Performance Counters

CV32E40P implements performance counters according to the RISC-V Privileged Specification, version 1.11 (see Hardware Performance Monitor, Section 3.1.11). The performance counters are placed inside the Control and Status Registers (CSRs) and can be accessed with the CSRRW(I) and CSRRS/C(I) instructions.

CV32E40P implements the clock cycle counter mcycle(h), the retired instruction counter minstret(h), as well as the parameterizable number of event counters mhpmcounter3(h) - mhpmcounter31(h) and the corresponding event selector CSRs mhpmevent3 - mhpmevent31, and the mcountinhibit CSR to individually enable/disable the counters. mcycle(h) and minstret(h) are always available.

All counters are 64 bit wide.

The number of event counters is determined by the parameter NUM_MHPMCOUNTERS with a range from 0 to 29 (default value of 1).

Unimplemented counters always read 0.

Note

All performance counters are using the gated version of clk_i. The wfi instruction, the cv.elw instruction, and pulp_clock_en_i impact the gating of clk_i as explained in Sleep Unit and can therefore affect the counters.

Event Selector

The following events can be monitored using the performance counters of CV32E40P.

Table 56 Event Selector

Bit #

Event Name

Description

0

CYCLES

Number of cycles

1

INSTR

Number of instructions retired

2

LD_STALL

Number of load use hazards

3

JMP_STALL

Number of jump register hazards

4

IMISS

Cycles waiting for instruction fethces, excluding jumps and branches

5

LD

Number of load instructions

6

ST

Number of store instructions

7

JUMP

Number of jumps (unconditional)

8

BRANCH

Number of branches (conditional)

9

BRANCH_TAKEN

Number of branches taken (conditional)

10

COMP_INSTR

Number of compressed instructions retired

11

PIPE_STALL

Cycles from stalled pipeline

12

APU_TYPE

Numbe of type conflicts on APU/FP

13

APU_CONT

Number of contentions on APU/FP

14

APU_DEP

Number of dependency stall on APU/FP

15

APU_WB

Number of write backs on APUB/FP

The event selector CSRs mhpmevent3 - mhpmevent31 define which of these events are counted by the event counters mhpmcounter3(h) - mhpmcounter31(h). If a specific bit in an event selector CSR is set to 1, this means that events with this ID are being counted by the counter associated with that selector CSR. If an event selector CSR is 0, this means that the corresponding counter is not counting any event.

Note

At most 1 bit should be set in an event selector. If multiple bits are set in an event selector, then the operation of the associated counter is undefined.

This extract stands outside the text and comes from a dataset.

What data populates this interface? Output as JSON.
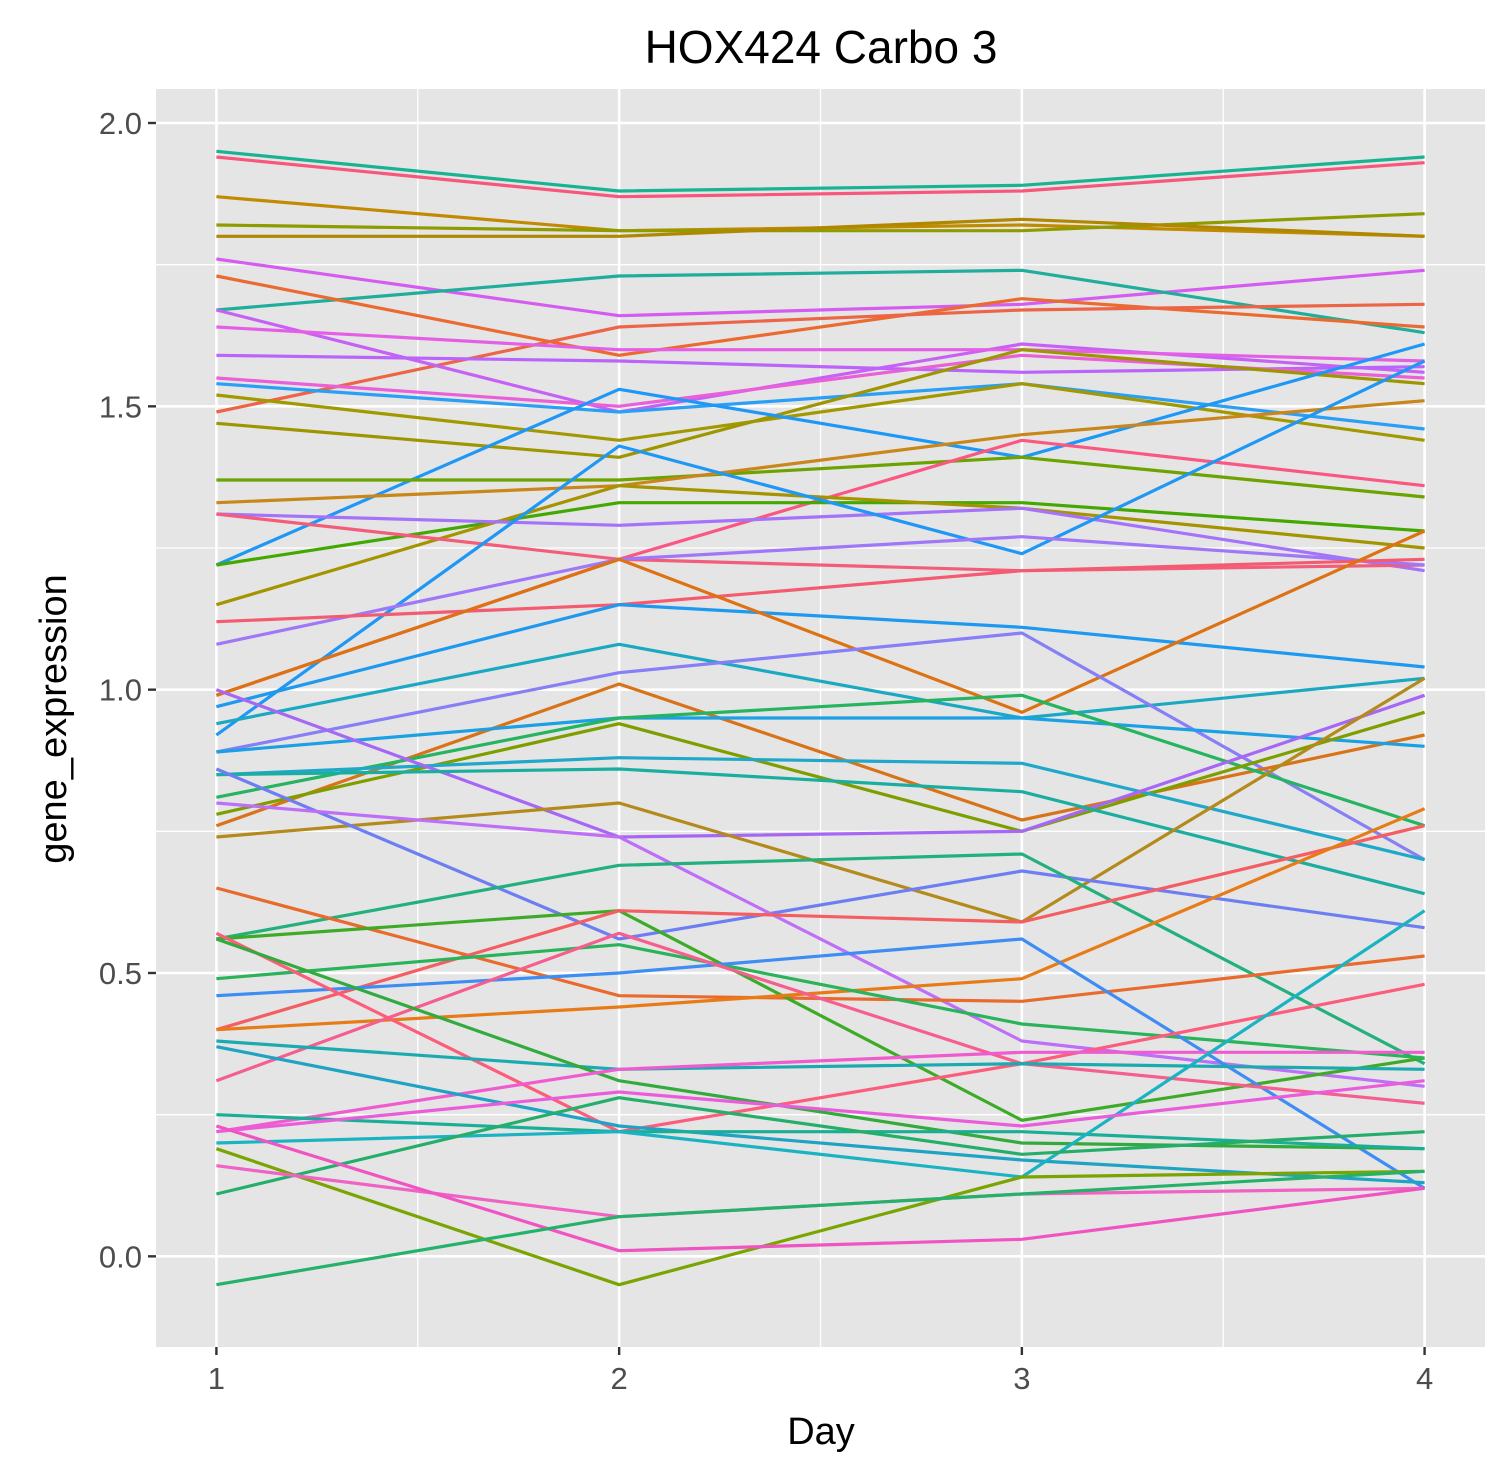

Controlling the counters from software

By default, all available counters are disabled after reset in order to provide the lowest power consumption.

They can be individually enabled/disabled by overwriting the corresponding bit in the mcountinhibit CSR at address 0x320 as described in the RISC-V Privileged Specification, version 1.11 (see Machine Counter-Inhibit CSR, Section 3.1.13). In particular, to enable/disable mcycle(h), bit 0 must be written. For minstret(h), it is bit 2. For event counter mhpmcounterX(h), it is bit X.

The lower 32 bits of all counters can be accessed through the base register, whereas the upper 32 bits are accessed through the h-register. Reads of all these registers are non-destructive.

Parametrization at synthesis time

The mcycle(h) and minstret(h) counters are always available and 64 bit wide.

The number of available event counters mhpmcounterX(h) can be controlled via the NUM_MHPMCOUNTERS parameter. By default NUM_MHPCOUNTERS set to 1.

An increment of 1 to the NUM_MHPCOUNTERS results in the addition of the following:

  • 64 flops for mhpmcounterX

  • 15 flops for mhpmeventX

  • 1 flop for mcountinhibit[X]

  • Adder and event enablement logic

Time Registers (time(h))

The user mode time(h) registers are not implemented. Any access to these registers will cause an illegal instruction trap. It is recommended that a software trap handler is implemented to detect access of these CSRs and convert that into access of the platform-defined mtime register (if implemented in the platform).